У коновязи, во дворе здания райсуда тесно стояли лошади. Шел четвертый час пополудни, было жарко, над крупами вздрагивающих лошадей густо гудели мухи. Лошади часто взмахивали хвостами и косились на мужиков, которые, пристроившись на старой перевернутой водопойной колоде и откупорив по случаю пребывания в райцентре поллитровку, только что мелкими глотками выпили теплую водку и теперь закусывали круто посыпанной солью отварной картошкой. Чуть в стороне кружком стояли и негромко переговаривались бабы, то и дело с любопытством взглядывая на грязные окна, за которыми уже второй час шло заседание суда.
Но вот заскрипела входная дверь, и на высокое крыльцо повалил из помещения потный раскрасневшийся народ. Мужики на ходу закуривали, бабы, которых было не в пример больше, шумно обсуждали случившееся.
– Федор-то, хоть бы словечко в конце сказал, – перекрыл всех высокий, словно плачущий, старушечий голос.
– Отговорился старый хрыч. Малец с за него, хламона лысого, биографию на оставшуюся жизнь покалечил.
– Степка тоже малохольный. Нет сказать – мое дело сторона, в подчинении находился, да и все тут, – туда же: – «Недоглядели». Получай теперь недогляд.

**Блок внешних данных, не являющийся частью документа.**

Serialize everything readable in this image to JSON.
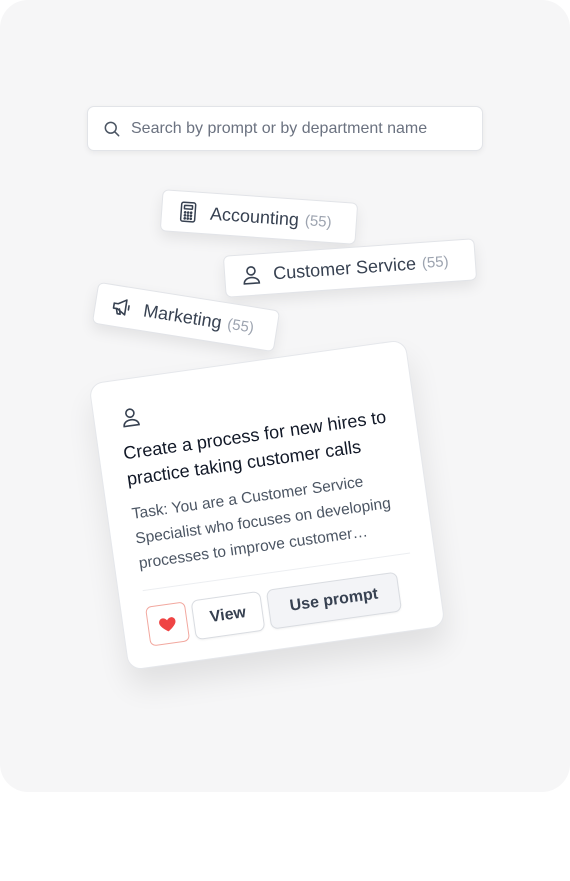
{
  "search": {
    "placeholder": "Search by prompt or by department name",
    "icon": "search-icon"
  },
  "departments": [
    {
      "label": "Accounting",
      "count": "(55)",
      "icon": "calculator-icon"
    },
    {
      "label": "Customer Service",
      "count": "(55)",
      "icon": "person-icon"
    },
    {
      "label": "Marketing",
      "count": "(55)",
      "icon": "megaphone-icon"
    }
  ],
  "prompt_card": {
    "icon": "person-icon",
    "title": "Create a process for new hires to practice taking customer calls",
    "task": "Task: You are a Customer Service Specialist who focuses on developing processes to improve customer satisfaction",
    "favorite_icon": "heart-icon",
    "view_label": "View",
    "use_label": "Use prompt"
  },
  "colors": {
    "heart": "#ef4444",
    "heart_border": "#f2a89f",
    "panel_bg": "#f6f6f7"
  }
}
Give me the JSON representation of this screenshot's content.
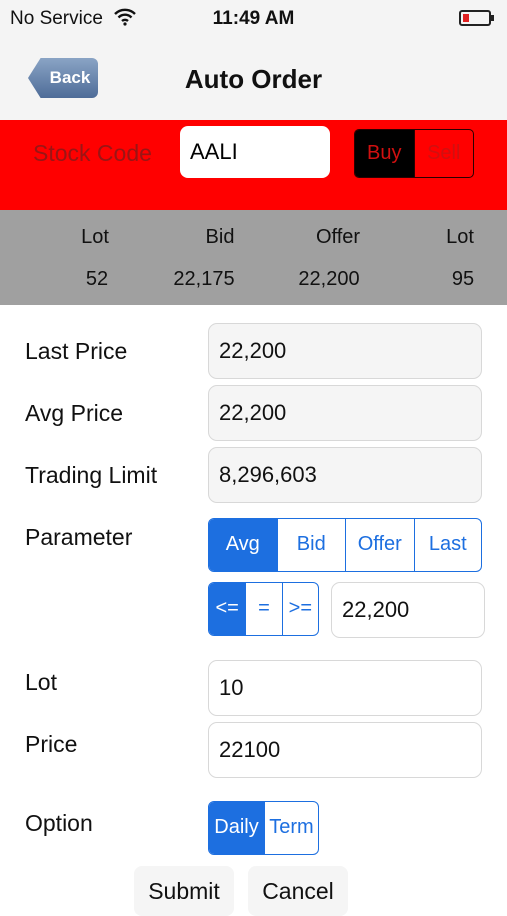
{
  "status": {
    "carrier": "No Service",
    "time": "11:49 AM"
  },
  "nav": {
    "back_label": "Back",
    "title": "Auto Order"
  },
  "order": {
    "stock_code_label": "Stock Code",
    "stock_code_value": "AALI",
    "buy_label": "Buy",
    "sell_label": "Sell"
  },
  "quote": {
    "headers": [
      "Lot",
      "Bid",
      "Offer",
      "Lot"
    ],
    "values": [
      "52",
      "22,175",
      "22,200",
      "95"
    ]
  },
  "info": {
    "last_price_label": "Last Price",
    "last_price_value": "22,200",
    "avg_price_label": "Avg Price",
    "avg_price_value": "22,200",
    "trading_limit_label": "Trading Limit",
    "trading_limit_value": "8,296,603"
  },
  "parameter": {
    "label": "Parameter",
    "options": [
      "Avg",
      "Bid",
      "Offer",
      "Last"
    ],
    "operators": [
      "<=",
      "=",
      ">="
    ],
    "value": "22,200"
  },
  "entry": {
    "lot_label": "Lot",
    "lot_value": "10",
    "price_label": "Price",
    "price_value": "22100"
  },
  "option": {
    "label": "Option",
    "choices": [
      "Daily",
      "Term"
    ]
  },
  "actions": {
    "submit_label": "Submit",
    "cancel_label": "Cancel"
  },
  "colors": {
    "accent": "#1d6fe0",
    "order_bar": "#ff0000",
    "quote_bar": "#a0a0a0"
  }
}
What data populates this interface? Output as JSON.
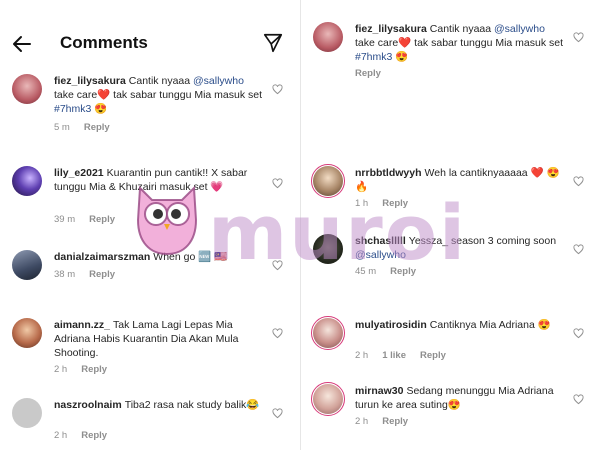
{
  "header": {
    "title": "Comments",
    "back_icon": "arrow-left-icon",
    "share_icon": "send-icon"
  },
  "left": [
    {
      "username": "fiez_lilysakura",
      "parts": [
        "Cantik nyaaa ",
        "@sallywho",
        " take care❤️ tak sabar tunggu Mia masuk set ",
        "#7hmk3",
        " 😍"
      ],
      "time": "5 m",
      "likes": "",
      "reply": "Reply"
    },
    {
      "username": "lily_e2021",
      "parts": [
        "Kuarantin pun cantik!! X sabar tunggu Mia & Khuzairi masuk set 💗"
      ],
      "time": "39 m",
      "likes": "",
      "reply": "Reply"
    },
    {
      "username": "danialzaimarszman",
      "parts": [
        "When go 🆕 🇲🇾"
      ],
      "time": "38 m",
      "likes": "",
      "reply": "Reply"
    },
    {
      "username": "aimann.zz_",
      "parts": [
        "Tak Lama Lagi Lepas Mia Adriana Habis Kuarantin Dia Akan Mula Shooting."
      ],
      "time": "2 h",
      "likes": "",
      "reply": "Reply"
    },
    {
      "username": "naszroolnaim",
      "parts": [
        "Tiba2 rasa nak study balik😂"
      ],
      "time": "2 h",
      "likes": "",
      "reply": "Reply"
    }
  ],
  "right": [
    {
      "username": "fiez_lilysakura",
      "parts": [
        "Cantik nyaaa ",
        "@sallywho",
        " take care❤️ tak sabar tunggu Mia masuk set ",
        "#7hmk3",
        " 😍"
      ],
      "time": "",
      "likes": "",
      "reply": "Reply"
    },
    {
      "username": "nrrbbtldwyyh",
      "parts": [
        "Weh la cantiknyaaaaa ❤️ 😍🔥"
      ],
      "time": "1 h",
      "likes": "",
      "reply": "Reply"
    },
    {
      "username": "shchaslllll",
      "parts": [
        "Yessza_ season 3 coming soon ",
        "@sallywho"
      ],
      "time": "45 m",
      "likes": "",
      "reply": "Reply"
    },
    {
      "username": "mulyatirosidin",
      "parts": [
        "Cantiknya Mia Adriana 😍"
      ],
      "time": "2 h",
      "likes": "1 like",
      "reply": "Reply"
    },
    {
      "username": "mirnaw30",
      "parts": [
        "Sedang menunggu Mia Adriana turun ke area suting😍"
      ],
      "time": "2 h",
      "likes": "",
      "reply": "Reply"
    }
  ],
  "watermark": {
    "text": "muroi"
  },
  "colors": {
    "mention": "#2b4d8a",
    "meta": "#8e8e8e",
    "story_ring": "#d73a7a"
  }
}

– Надежда плакать уже не могёт, изубивалась вся.
– Тебе бы так – не изубивалась? Степка сроду безобидный, толку, что с зарод вымахал. Пропадет теперя в лагерях.
Председатель колхоза «Светлый путь» Николай Перфильев боком протиснулся сквозь толпу, прихрамывая, подошел к коновязи, отвязал лошадь, неловко забрался в двуколку. Поднявшись с колоды, к нему шагнул конюх.
– Слышь, Иннокентич… – Он шумно выдохнул и, отводя глаза от председателя, замолчал.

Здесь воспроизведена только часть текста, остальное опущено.